Now it’s time to draw the line that will get you from today to your future goals. If you’ve never invested before, start with your target allocation (your mix of stocks, bonds and cash), then fill it in with index funds, Brownstein says. Your allocation is based on your timeline and risk tolerance, which may have changed post-transition. If you now have more assets than you need, you could use a less aggressive strategy to reach your goals. If you have fewer assets after the transition, however, you may need to use more growth-oriented investments to make up ground, she says.
Don’t feel guilty about claiming an inheritance.
Guilt is a common emotion for women in transition who receive an inheritance, Brownstein says. There’s often a feeling of not wanting to do wrong by the gift a loved one left to you. This can lead to the false notion that inherited investments should be left as received. But if someone cared enough about you to leave you an inheritance, they would have wanted you to use that gift to make your life more comfortable, Brownstein says. “It’s OK to make adjustments so those inherited investments line up with your life because what was appropriate for the person who had the assets originally may not be appropriate for you.”
Educate yourself.
Whether you DIY or seek professional help, being an educated consumer is essential for women in transition. “Educate yourself about the types of investments available to you and if they’re a good fit,” Vanaski says. Be careful of any that use the word “guaranteed” or make promises that seem too good to be true because they probably are. Being educated isn’t just knowing how to invest; it’s also knowing who is giving you advice, Vanaski adds. Women in transition are frequent targets of investment scams. Vet the credentials of any advisor or so-called expert you work with on sites like brokercheck.org or adviserinfo.sec.gov.
Take care of the little things.
For women in transition, it’s not just about realigning your investment strategy, says Sonya Ranker, a certified divorce financial analyst and certified financial planner at Questmont Strategic Wealth Advisors. “It’s about the little things that come after,” like making sure your beneficiaries have been changed to reflect your new lifestyle. If the people in your life have changed, the names on your financial accounts probably should, too. Check your will, powers of attorney and insurance documents to make sure the right people are listed on each.
Make sure you’re never caught off guard again.

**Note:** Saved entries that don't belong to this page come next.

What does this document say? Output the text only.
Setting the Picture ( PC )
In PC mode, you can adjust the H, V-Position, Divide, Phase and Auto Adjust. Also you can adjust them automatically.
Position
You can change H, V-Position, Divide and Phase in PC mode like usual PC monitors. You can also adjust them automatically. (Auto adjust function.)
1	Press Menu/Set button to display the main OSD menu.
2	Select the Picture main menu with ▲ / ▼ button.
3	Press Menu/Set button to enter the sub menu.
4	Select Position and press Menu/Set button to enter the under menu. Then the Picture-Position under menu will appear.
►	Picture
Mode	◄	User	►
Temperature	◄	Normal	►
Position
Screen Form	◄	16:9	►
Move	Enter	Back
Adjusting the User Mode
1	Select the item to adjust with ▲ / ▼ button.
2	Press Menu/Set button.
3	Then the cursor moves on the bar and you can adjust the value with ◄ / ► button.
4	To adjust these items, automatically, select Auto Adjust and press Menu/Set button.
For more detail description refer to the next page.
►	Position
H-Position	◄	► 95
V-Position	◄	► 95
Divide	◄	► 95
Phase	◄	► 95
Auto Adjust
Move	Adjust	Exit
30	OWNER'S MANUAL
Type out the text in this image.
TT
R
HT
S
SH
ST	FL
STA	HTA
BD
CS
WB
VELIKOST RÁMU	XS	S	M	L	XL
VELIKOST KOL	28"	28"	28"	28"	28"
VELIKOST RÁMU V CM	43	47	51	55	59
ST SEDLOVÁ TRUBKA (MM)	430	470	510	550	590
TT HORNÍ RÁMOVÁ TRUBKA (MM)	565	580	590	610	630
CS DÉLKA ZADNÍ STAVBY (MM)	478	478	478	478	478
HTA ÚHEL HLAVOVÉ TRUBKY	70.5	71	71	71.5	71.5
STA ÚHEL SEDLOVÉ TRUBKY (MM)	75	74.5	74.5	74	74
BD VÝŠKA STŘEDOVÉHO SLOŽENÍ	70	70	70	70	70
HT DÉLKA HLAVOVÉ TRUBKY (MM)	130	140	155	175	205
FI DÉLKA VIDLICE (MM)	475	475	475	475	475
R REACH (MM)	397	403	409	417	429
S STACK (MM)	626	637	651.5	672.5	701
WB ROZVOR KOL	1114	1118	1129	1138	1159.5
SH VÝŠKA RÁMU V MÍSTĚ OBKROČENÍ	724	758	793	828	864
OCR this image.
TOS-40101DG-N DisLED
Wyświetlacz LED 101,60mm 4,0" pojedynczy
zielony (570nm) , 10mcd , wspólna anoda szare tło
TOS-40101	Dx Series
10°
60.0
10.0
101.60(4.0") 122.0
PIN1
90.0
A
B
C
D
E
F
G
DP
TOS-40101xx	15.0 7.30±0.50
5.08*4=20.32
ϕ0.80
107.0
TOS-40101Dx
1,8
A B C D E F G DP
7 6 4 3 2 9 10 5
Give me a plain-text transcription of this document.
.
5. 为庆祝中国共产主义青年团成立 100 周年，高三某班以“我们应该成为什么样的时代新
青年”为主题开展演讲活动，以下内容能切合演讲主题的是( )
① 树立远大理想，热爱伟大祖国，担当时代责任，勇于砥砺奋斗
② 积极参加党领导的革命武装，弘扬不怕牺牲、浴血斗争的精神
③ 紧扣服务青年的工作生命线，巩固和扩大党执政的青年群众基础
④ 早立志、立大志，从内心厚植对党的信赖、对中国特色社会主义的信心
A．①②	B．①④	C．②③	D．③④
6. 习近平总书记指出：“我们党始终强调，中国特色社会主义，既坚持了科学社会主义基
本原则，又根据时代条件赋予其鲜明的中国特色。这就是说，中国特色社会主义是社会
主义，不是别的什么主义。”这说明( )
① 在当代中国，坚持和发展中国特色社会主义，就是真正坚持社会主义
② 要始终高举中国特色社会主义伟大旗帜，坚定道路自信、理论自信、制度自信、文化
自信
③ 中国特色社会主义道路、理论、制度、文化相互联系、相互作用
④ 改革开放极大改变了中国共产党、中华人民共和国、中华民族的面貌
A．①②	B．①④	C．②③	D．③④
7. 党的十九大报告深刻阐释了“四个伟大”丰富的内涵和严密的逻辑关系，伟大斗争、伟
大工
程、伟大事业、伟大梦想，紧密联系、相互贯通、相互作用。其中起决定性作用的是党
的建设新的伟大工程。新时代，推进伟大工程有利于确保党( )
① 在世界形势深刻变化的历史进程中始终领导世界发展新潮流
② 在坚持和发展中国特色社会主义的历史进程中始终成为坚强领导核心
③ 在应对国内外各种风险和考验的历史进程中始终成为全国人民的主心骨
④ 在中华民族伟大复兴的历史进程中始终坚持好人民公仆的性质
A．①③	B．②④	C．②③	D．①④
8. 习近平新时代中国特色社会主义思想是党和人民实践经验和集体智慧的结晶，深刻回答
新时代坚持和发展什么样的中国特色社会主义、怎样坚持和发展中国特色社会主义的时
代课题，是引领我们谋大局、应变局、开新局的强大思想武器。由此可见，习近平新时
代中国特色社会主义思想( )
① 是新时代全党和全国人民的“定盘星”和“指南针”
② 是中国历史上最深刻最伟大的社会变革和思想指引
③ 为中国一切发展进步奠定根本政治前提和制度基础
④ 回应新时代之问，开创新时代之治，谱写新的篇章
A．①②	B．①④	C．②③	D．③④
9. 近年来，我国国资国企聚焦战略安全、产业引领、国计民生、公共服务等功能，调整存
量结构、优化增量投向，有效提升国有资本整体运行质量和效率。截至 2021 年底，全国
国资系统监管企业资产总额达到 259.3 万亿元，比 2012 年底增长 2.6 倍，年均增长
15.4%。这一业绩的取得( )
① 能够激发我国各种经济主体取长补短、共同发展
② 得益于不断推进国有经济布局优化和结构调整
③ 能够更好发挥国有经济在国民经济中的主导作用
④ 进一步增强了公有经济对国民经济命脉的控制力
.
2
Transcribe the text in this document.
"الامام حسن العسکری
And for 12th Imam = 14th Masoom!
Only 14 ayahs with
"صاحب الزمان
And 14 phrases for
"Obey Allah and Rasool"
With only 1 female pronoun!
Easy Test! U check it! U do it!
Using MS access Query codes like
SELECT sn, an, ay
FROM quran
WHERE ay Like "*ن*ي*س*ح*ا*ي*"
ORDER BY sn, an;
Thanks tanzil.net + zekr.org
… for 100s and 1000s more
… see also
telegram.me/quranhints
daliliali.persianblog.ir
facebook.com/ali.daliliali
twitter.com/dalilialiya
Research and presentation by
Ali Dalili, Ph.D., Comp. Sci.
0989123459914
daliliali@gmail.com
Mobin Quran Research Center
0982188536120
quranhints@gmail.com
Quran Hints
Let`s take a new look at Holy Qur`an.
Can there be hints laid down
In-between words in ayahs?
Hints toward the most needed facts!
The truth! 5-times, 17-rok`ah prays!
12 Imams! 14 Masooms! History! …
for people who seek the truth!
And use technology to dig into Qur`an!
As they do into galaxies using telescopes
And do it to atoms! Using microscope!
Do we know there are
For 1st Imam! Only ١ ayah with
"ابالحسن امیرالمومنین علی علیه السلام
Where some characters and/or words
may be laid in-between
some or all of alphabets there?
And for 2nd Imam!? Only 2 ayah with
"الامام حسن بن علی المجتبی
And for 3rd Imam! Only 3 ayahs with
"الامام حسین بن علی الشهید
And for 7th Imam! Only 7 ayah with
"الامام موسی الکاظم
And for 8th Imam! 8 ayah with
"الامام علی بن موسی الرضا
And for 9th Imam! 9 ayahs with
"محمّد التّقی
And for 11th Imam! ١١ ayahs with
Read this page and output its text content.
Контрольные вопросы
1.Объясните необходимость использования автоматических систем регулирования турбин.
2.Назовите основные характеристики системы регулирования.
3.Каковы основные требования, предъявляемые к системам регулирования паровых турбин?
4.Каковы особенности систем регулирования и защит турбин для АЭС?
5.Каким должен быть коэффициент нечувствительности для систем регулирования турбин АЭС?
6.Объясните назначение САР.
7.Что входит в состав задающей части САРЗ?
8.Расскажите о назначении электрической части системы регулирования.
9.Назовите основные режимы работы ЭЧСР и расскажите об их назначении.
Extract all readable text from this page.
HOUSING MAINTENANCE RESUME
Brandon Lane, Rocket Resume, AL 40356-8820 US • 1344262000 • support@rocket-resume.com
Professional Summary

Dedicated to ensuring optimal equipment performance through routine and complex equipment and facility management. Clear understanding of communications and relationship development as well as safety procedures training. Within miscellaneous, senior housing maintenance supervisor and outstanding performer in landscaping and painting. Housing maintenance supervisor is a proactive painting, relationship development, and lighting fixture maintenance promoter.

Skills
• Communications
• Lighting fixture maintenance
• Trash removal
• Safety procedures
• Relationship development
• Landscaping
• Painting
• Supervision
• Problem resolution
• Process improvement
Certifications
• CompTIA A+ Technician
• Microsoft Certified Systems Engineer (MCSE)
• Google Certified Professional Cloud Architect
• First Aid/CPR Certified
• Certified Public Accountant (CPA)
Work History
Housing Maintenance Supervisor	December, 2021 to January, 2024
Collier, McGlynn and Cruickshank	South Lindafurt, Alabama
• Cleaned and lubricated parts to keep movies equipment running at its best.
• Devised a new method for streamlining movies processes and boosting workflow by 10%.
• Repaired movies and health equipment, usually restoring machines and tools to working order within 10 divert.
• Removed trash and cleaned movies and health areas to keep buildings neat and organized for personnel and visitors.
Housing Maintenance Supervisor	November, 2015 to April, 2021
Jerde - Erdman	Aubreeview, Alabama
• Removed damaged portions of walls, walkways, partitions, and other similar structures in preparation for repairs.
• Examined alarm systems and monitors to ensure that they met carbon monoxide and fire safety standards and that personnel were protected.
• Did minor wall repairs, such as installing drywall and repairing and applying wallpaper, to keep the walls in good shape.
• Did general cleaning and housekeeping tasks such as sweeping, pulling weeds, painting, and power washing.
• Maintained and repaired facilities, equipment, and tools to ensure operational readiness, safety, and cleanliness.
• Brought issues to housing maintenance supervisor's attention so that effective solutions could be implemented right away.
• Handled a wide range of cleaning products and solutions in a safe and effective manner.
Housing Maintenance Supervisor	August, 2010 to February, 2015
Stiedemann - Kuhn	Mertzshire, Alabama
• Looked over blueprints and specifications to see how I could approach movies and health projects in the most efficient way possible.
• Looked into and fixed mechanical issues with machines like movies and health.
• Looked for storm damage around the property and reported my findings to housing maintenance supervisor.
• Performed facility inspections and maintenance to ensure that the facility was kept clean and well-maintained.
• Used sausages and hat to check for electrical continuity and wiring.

After you’ve been blindsided by one financial transition, it’s time to make sure it never happens again. The best way to prepare for financial disruptions is to understand all the elements of your finances. “What part of your financial world do you feel uncomfortable or intimidated by?” Robertson asks. Is it your cash flow? How to invest? Identify the piece of the puzzle that’s not clear to you, then find a professional you can respect and trust who will help you fit it into place, she says.
Get guidance from trusted professionals.
Investing is an emotional endeavor in the best of times, and unanticipated transitions are seldom the best of times. When emotions are running high, having an objective expert to guide you can be invaluable. Even alpha women just need someone to tell us what to do sometimes, Robertson says. A trusted financial advisor, lawyer, accountant or all of the above can help you through this transition and make sure you’re ready financially for whatever life throws at you next.
Investment advice for women in transition.
Here are 13 investment tips for women in transition:
- First, pause and regroup emotionally.
- Give yourself a timeline.
- Don't sign anything right away.
- Get your priorities in order.
- Figure out where you stand legally and financially.
- Evaluate your cash flow.
- Decide where you want to go.
- Create a new investment strategy.
- Don't feel guilty about claiming an inheritance.
- Educate yourself.
- Take care of the little things.
- Make sure you're never caught off guard again.
- Get guidance from trusted professionals.